When is a clinical study the best option for a patient with high-risk smoldering multiple myeloma (SMM)?
A clinical study is the only option to gain access to treatment of high-risk SMM at this time. If you have a multiple myeloma precursor condition (monoclonal gammopathy of undetermined significance [MGUS] or SMM), the standard of care is watchful waiting—that is, monitoring you closely to determine if you progress to myeloma and treating you only when progression occurs. The reason patients with MGUS or SMM are not treated is that neither condition is associated with organ damage or any of the symptoms commonly associated with myeloma. Furthermore, no more than half of SMM patients progress to myeloma within the first 5 years after diagnosis, and the number is even smaller for patients with MGUS. Additionally, administering treatments (typically the same drugs used to treat myeloma) to patients who have precursor conditions that may or may not advance to multiple myeloma could lead to unwanted side effects while also yielding no benefit.

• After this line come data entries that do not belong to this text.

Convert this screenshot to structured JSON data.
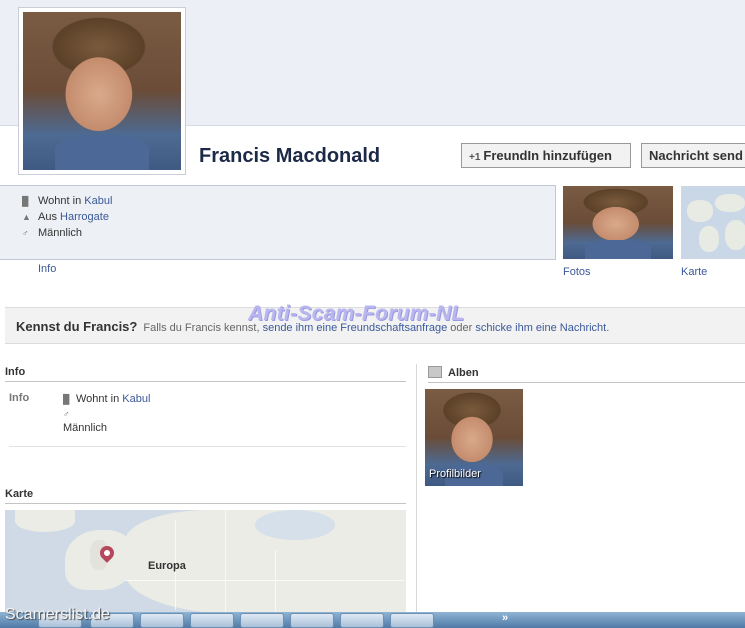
{
  "profile": {
    "name": "Francis Macdonald",
    "add_friend_label": "FreundIn hinzufügen",
    "message_label": "Nachricht send"
  },
  "intro": {
    "lives_prefix": "Wohnt in ",
    "lives_city": "Kabul",
    "from_prefix": "Aus ",
    "from_city": "Harrogate",
    "gender": "Männlich",
    "info_tab": "Info"
  },
  "thumbs": {
    "fotos": "Fotos",
    "karte": "Karte"
  },
  "watermark": "Anti-Scam-Forum-NL",
  "kennst": {
    "title": "Kennst du Francis?",
    "desc_prefix": "Falls du Francis kennst, ",
    "desc_link1": "sende ihm eine Freundschaftsanfrage",
    "desc_mid": " oder ",
    "desc_link2": "schicke ihm eine Nachricht",
    "desc_suffix": "."
  },
  "info_section": {
    "heading": "Info",
    "key": "Info",
    "lives_prefix": "Wohnt in ",
    "lives_city": "Kabul",
    "gender": "Männlich"
  },
  "karte_section": {
    "heading": "Karte",
    "region_label": "Europa"
  },
  "alben_section": {
    "heading": "Alben",
    "album_caption": "Profilbilder"
  },
  "footer_watermark": "Scamerslist.de",
  "taskbar": {
    "chevron": "»"
  },
  "colors": {
    "link": "#3b5998",
    "name": "#1c2a47",
    "watermark": "#b9b7ee",
    "pin": "#b5485d"
  },
  "icons": [
    "home-work-icon",
    "home-icon",
    "male-icon",
    "add-friend-icon",
    "album-icon",
    "map-pin-icon"
  ]
}
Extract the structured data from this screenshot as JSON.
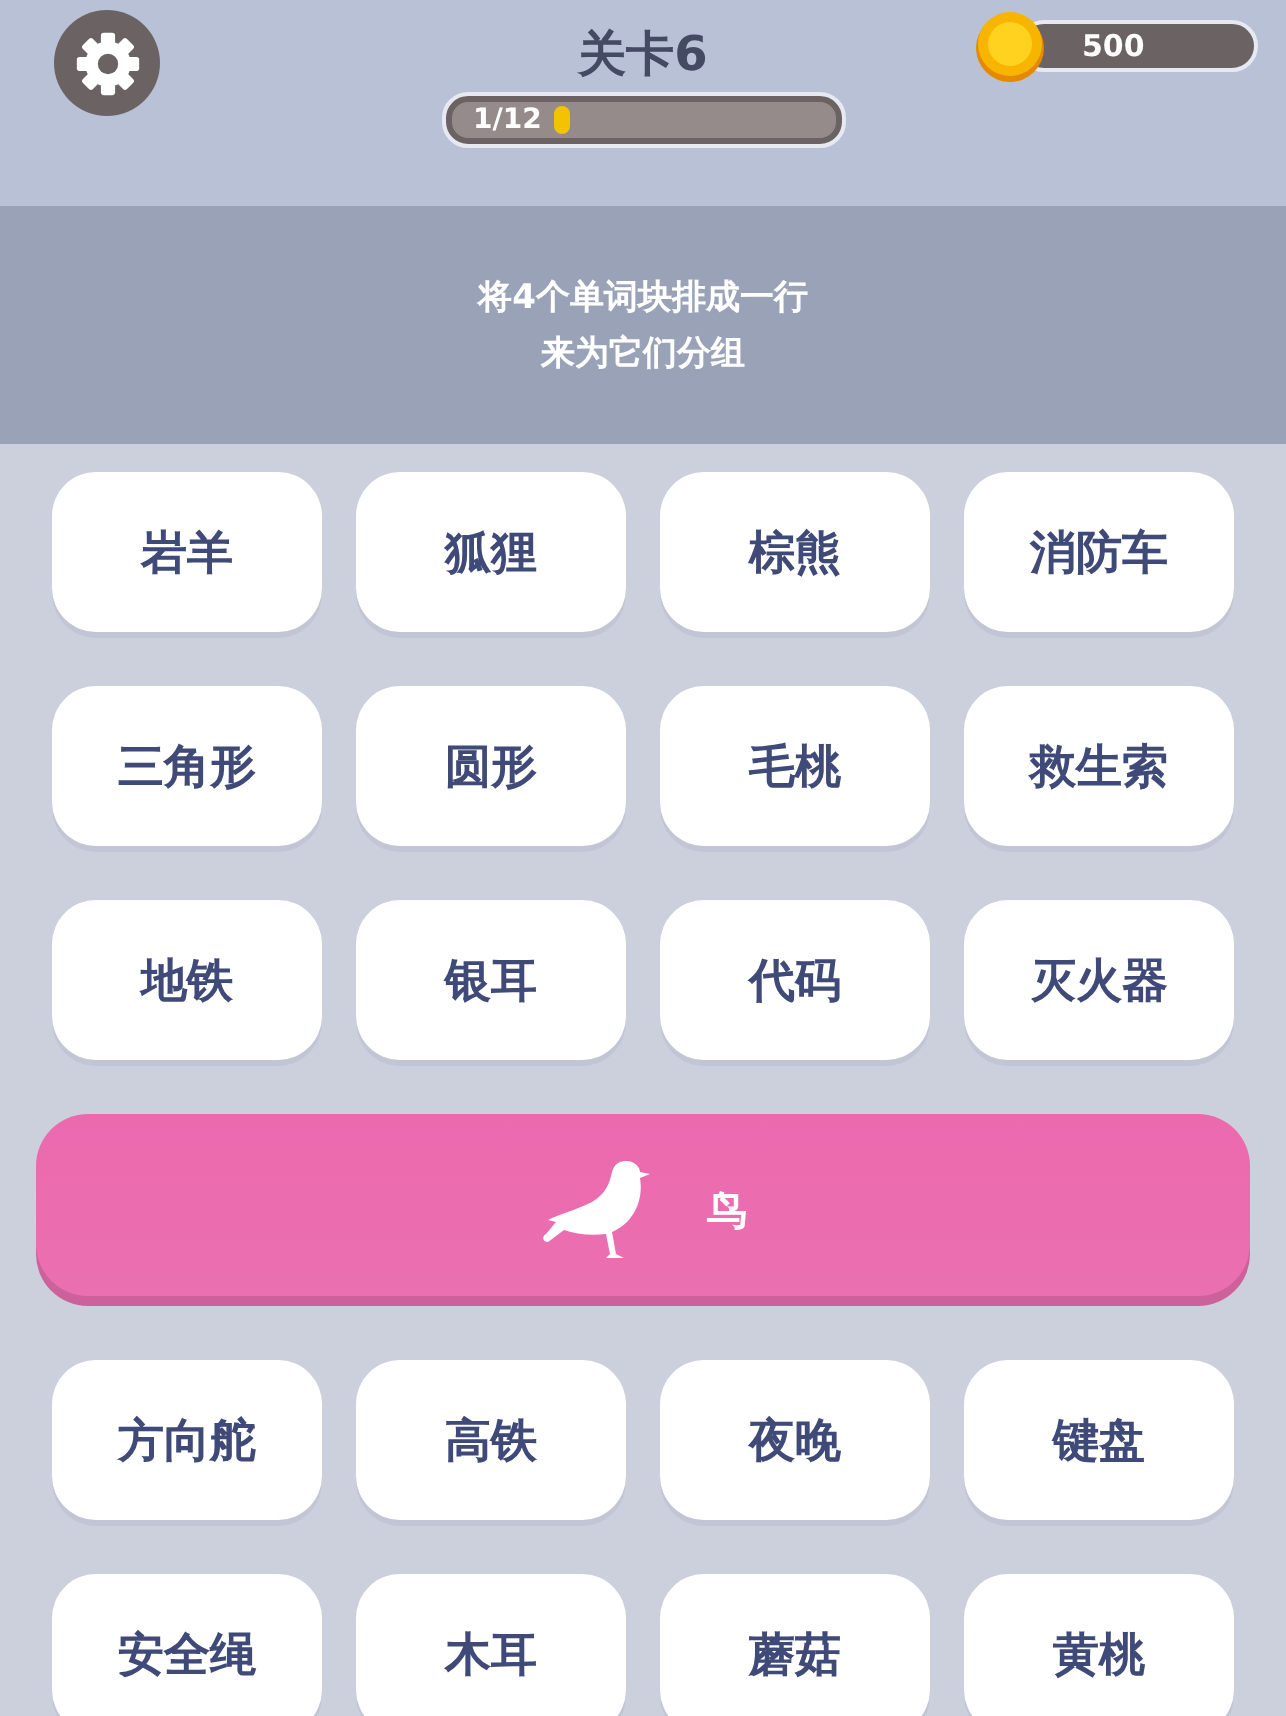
{
  "header": {
    "title": "关卡6",
    "progress": {
      "label": "1/12"
    },
    "coins": "500"
  },
  "instruction": [
    "将4个单词块排成一行",
    "来为它们分组"
  ],
  "board": [
    {
      "kind": "tiles",
      "words": [
        "岩羊",
        "狐狸",
        "棕熊",
        "消防车"
      ]
    },
    {
      "kind": "tiles",
      "words": [
        "三角形",
        "圆形",
        "毛桃",
        "救生索"
      ]
    },
    {
      "kind": "tiles",
      "words": [
        "地铁",
        "银耳",
        "代码",
        "灭火器"
      ]
    },
    {
      "kind": "group",
      "label": "鸟",
      "color": "#ec69ae"
    },
    {
      "kind": "tiles",
      "words": [
        "方向舵",
        "高铁",
        "夜晚",
        "键盘"
      ]
    },
    {
      "kind": "tiles",
      "words": [
        "安全绳",
        "木耳",
        "蘑菇",
        "黄桃"
      ]
    }
  ]
}
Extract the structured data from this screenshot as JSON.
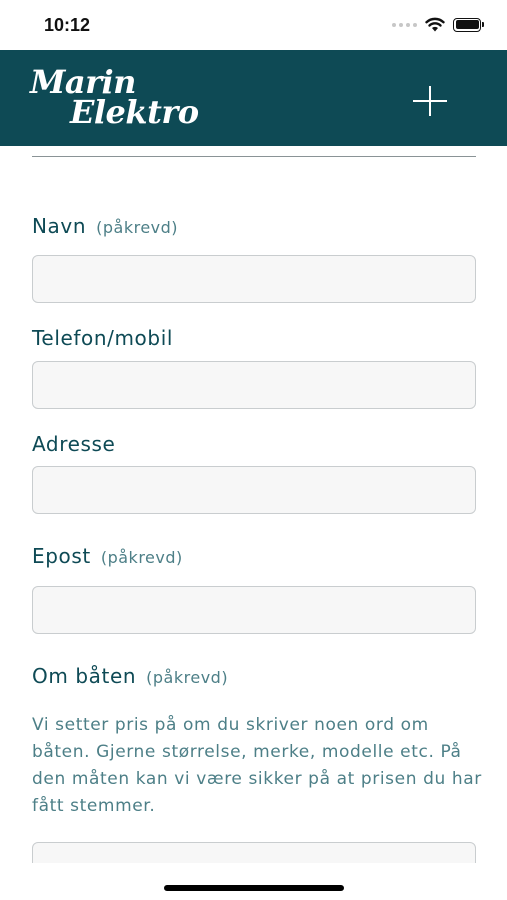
{
  "status_bar": {
    "time": "10:12",
    "icons": [
      "signal-dots-icon",
      "wifi-icon",
      "battery-icon"
    ]
  },
  "header": {
    "logo_line1": "Marin",
    "logo_line2": "Elektro",
    "menu_icon": "plus-icon",
    "background_color": "#0e4a55"
  },
  "form": {
    "required_text": "(påkrevd)",
    "fields": {
      "name": {
        "label": "Navn",
        "value": ""
      },
      "phone": {
        "label": "Telefon/mobil",
        "value": ""
      },
      "address": {
        "label": "Adresse",
        "value": ""
      },
      "email": {
        "label": "Epost",
        "value": ""
      },
      "boat": {
        "label": "Om båten",
        "help": "Vi setter pris på om du skriver noen ord om båten. Gjerne størrelse, merke, modelle etc. På den måten kan vi være sikker på at prisen du har fått stemmer.",
        "value": ""
      }
    }
  },
  "colors": {
    "accent": "#0e4a55",
    "muted_text": "#4d7f87",
    "input_border": "#c9cdcf",
    "input_background": "#f7f7f7"
  }
}
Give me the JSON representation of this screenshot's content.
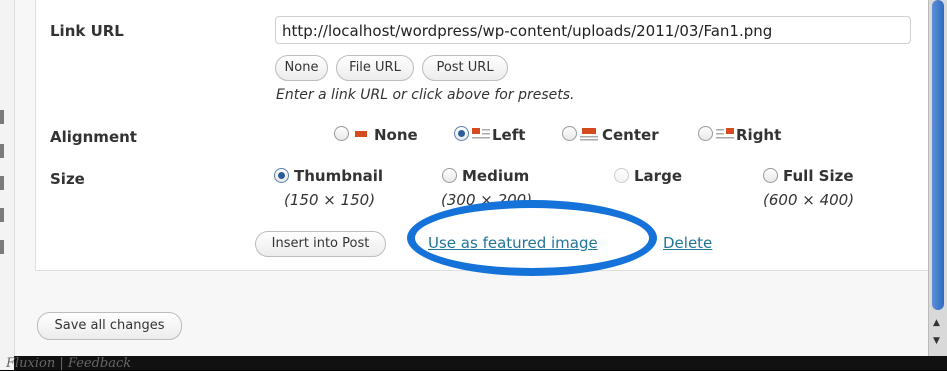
{
  "form": {
    "link_url": {
      "label": "Link URL",
      "value": "http://localhost/wordpress/wp-content/uploads/2011/03/Fan1.png",
      "buttons": [
        "None",
        "File URL",
        "Post URL"
      ],
      "hint": "Enter a link URL or click above for presets."
    },
    "alignment": {
      "label": "Alignment",
      "options": [
        {
          "label": "None",
          "selected": false
        },
        {
          "label": "Left",
          "selected": true
        },
        {
          "label": "Center",
          "selected": false
        },
        {
          "label": "Right",
          "selected": false
        }
      ]
    },
    "size": {
      "label": "Size",
      "options": [
        {
          "label": "Thumbnail",
          "dims": "(150 × 150)",
          "selected": true,
          "enabled": true
        },
        {
          "label": "Medium",
          "dims": "(300 × 200)",
          "selected": false,
          "enabled": true
        },
        {
          "label": "Large",
          "dims": "",
          "selected": false,
          "enabled": false
        },
        {
          "label": "Full Size",
          "dims": "(600 × 400)",
          "selected": false,
          "enabled": true
        }
      ]
    },
    "actions": {
      "insert_label": "Insert into Post",
      "featured_label": "Use as featured image",
      "delete_label": "Delete"
    }
  },
  "footer": {
    "save_label": "Save all changes"
  },
  "background": {
    "credit": "Fluxion | Feedback"
  },
  "colors": {
    "link": "#21759b",
    "highlight": "#1472d8",
    "scroll_thumb": "#2f6bc2"
  }
}
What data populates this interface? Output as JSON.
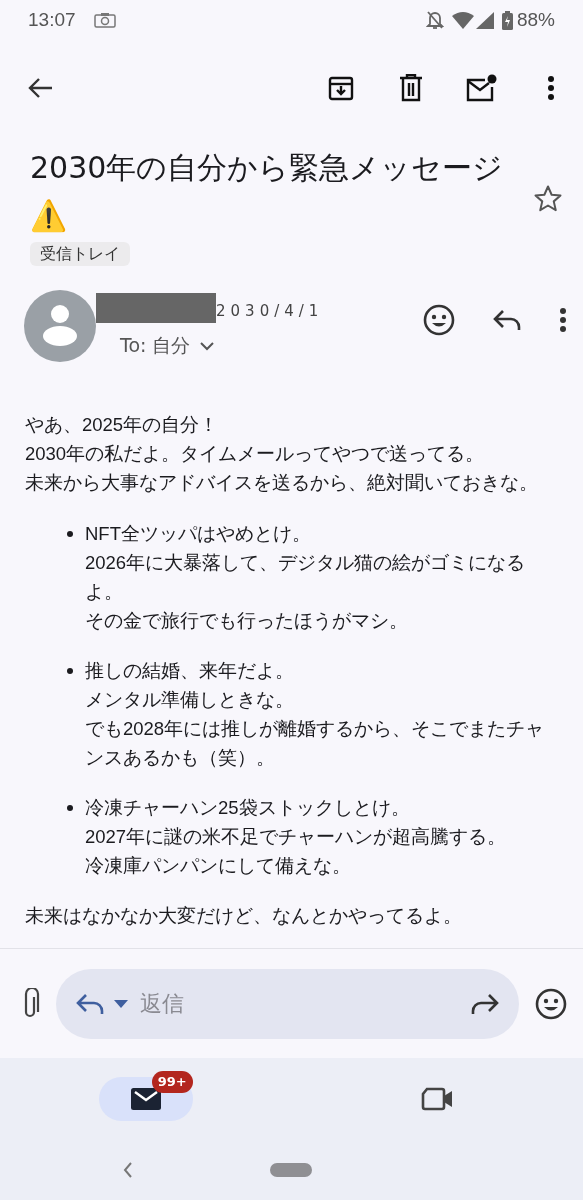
{
  "status_bar": {
    "time": "13:07",
    "battery": "88%"
  },
  "email": {
    "subject": "2030年の自分から緊急メッセージ⚠️",
    "label": "受信トレイ",
    "starred": false,
    "date": "2030/4/1",
    "to": "To: 自分",
    "intro": [
      "やあ、2025年の自分！",
      "2030年の私だよ。タイムメールってやつで送ってる。",
      "未来から大事なアドバイスを送るから、絶対聞いておきな。"
    ],
    "bullets": [
      {
        "lines": [
          "NFT全ツッパはやめとけ。",
          "2026年に大暴落して、デジタル猫の絵がゴミになるよ。",
          "その金で旅行でも行ったほうがマシ。"
        ]
      },
      {
        "lines": [
          "推しの結婚、来年だよ。",
          "メンタル準備しときな。",
          "でも2028年には推しが離婚するから、そこでまたチャンスあるかも（笑）。"
        ]
      },
      {
        "lines": [
          "冷凍チャーハン25袋ストックしとけ。",
          "2027年に謎の米不足でチャーハンが超高騰する。",
          "冷凍庫パンパンにして備えな。"
        ]
      }
    ],
    "outro": "未来はなかなか大変だけど、なんとかやってるよ。"
  },
  "composer": {
    "placeholder": "返信"
  },
  "bottom_nav": [
    {
      "kind": "mail",
      "selected": true,
      "badge": "99+"
    },
    {
      "kind": "video",
      "selected": false
    }
  ]
}
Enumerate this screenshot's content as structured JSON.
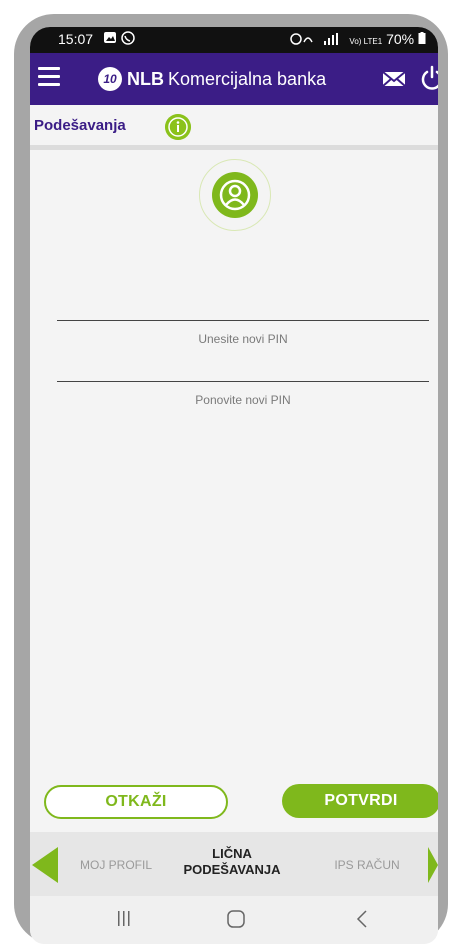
{
  "status_bar": {
    "time": "15:07",
    "battery": "70%",
    "network": "Vo) LTE1"
  },
  "header": {
    "brand_bold": "NLB",
    "brand_text": "Komercijalna banka",
    "logo_mark": "10"
  },
  "subheader": {
    "title": "Podešavanja"
  },
  "form": {
    "new_pin_label": "Unesite novi PIN",
    "repeat_pin_label": "Ponovite novi PIN"
  },
  "buttons": {
    "cancel": "OTKAŽI",
    "confirm": "POTVRDI"
  },
  "tabs": {
    "prev": "MOJ PROFIL",
    "current_line1": "LIČNA",
    "current_line2": "PODEŠAVANJA",
    "next": "IPS RAČUN"
  },
  "colors": {
    "brand_purple": "#3b1d86",
    "accent_green": "#7fb81c"
  },
  "icons": [
    "menu-icon",
    "mail-icon",
    "power-icon",
    "info-icon",
    "user-avatar-icon",
    "chevron-left-icon",
    "chevron-right-icon",
    "recent-apps-icon",
    "home-icon",
    "back-icon"
  ]
}
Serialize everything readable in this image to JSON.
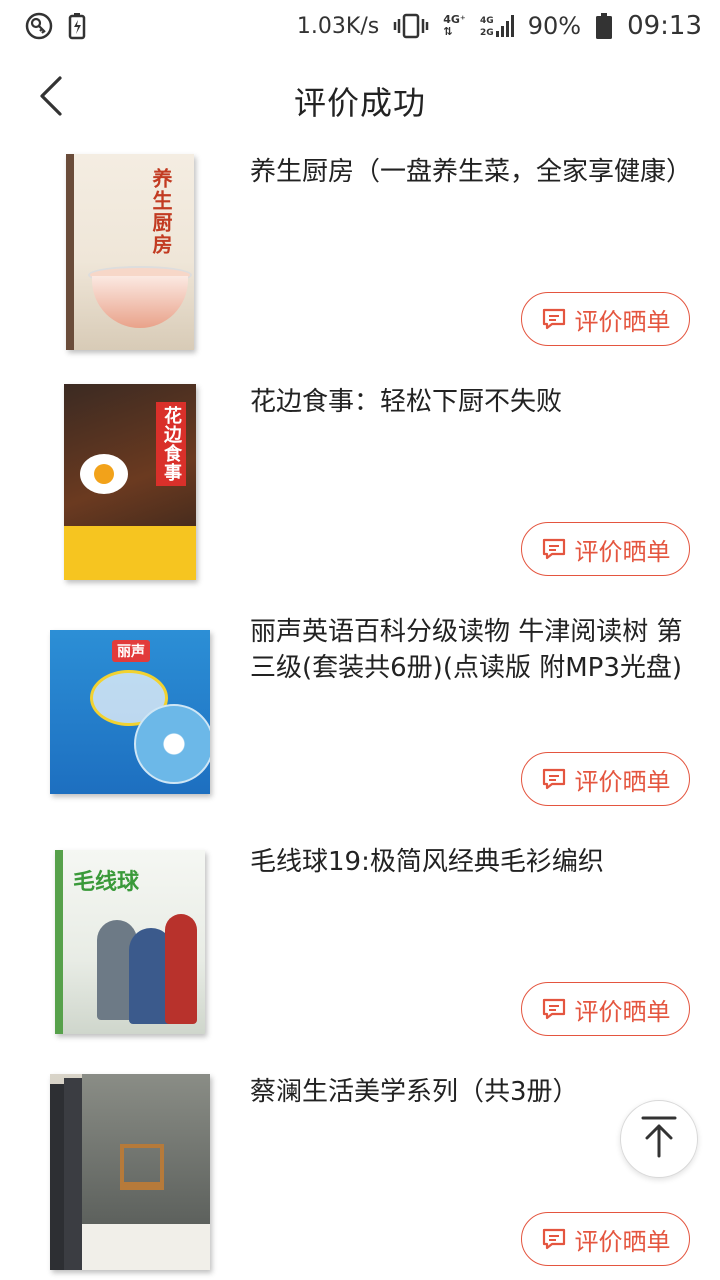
{
  "status_bar": {
    "speed": "1.03K/s",
    "network_top": "4G⁺",
    "network_bottom": "4G 2G",
    "battery": "90%",
    "time": "09:13"
  },
  "header": {
    "title": "评价成功"
  },
  "items": [
    {
      "title": "养生厨房（一盘养生菜，全家享健康）",
      "cover_text": "养生厨房",
      "button_label": "评价晒单"
    },
    {
      "title": "花边食事：轻松下厨不失败",
      "cover_text": "花边食事",
      "button_label": "评价晒单"
    },
    {
      "title": "丽声英语百科分级读物 牛津阅读树 第三级(套装共6册)(点读版 附MP3光盘)",
      "cover_text": "丽声",
      "button_label": "评价晒单"
    },
    {
      "title": "毛线球19:极简风经典毛衫编织",
      "cover_text": "毛线球",
      "button_label": "评价晒单"
    },
    {
      "title": "蔡澜生活美学系列（共3册）",
      "cover_text": "",
      "button_label": "评价晒单"
    }
  ],
  "colors": {
    "accent": "#e4553f"
  }
}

High-risk SMM may warrant treatment rather than watchful waiting and may yield the benefits of delaying the onset of active myeloma and increasing life expectancy. Treatment, if recommended at this stage, should take place only in the context of a clinical study.
It is also important to note that not every clinical study focuses on therapeutic intervention for precursor conditions. There are several observational studies and research studies for patients with MGUS or SMM that involves the collection of bone marrow and blood samples to help clinicians better characterize the conditions and to better predict which patients are at the highest risk of progression to myeloma. Additionally, non-pharmacologic interventional studies, such as diet and lifestyle modification, are also available to determine whether these types of interventions modify the diseases at all.
Search for a clinical trial in your area access the MMRF’s Clinical Trial Finder
(themmrf.org/resources/clinical-trial-finder) or let an MMRF patient navigator help guide you through the process (1-888-841-6673 or [email protected]).
How can I join a clinical study if my doctor has not brought up the possibility of joining one?
As with any aspect of clinical care for a patient with multiple myeloma or one of its precursor conditions, open communication with the care team is important. You (and your caregivers) should always feel comfortable asking your doctors about alternative options for your care including whether or not a clinical study should be considered. All clinicians expect these questions and they want their patients to be happy with their care. You should not worry about your clinician’s feelings if you wish to seek care with a different doctor or to enroll on a clinical study.
Is there a negative impact on a patient’s relationship with their care team if he or she eventually withdraws from a clinical study due to life events or some other reason?
A withdrawal from a clinical study is never held against a patient! Of course, most clinicians would like patients to stay on a clinical study for the integrity of the data, but patients always have the right to discontinue participation for any reason. Patients will still receive quality care and respectful treatment and will in no way be punished for deciding not to participate. Clinicians understand that circumstances can change in a patient’s life that may make it difficult to continue participating.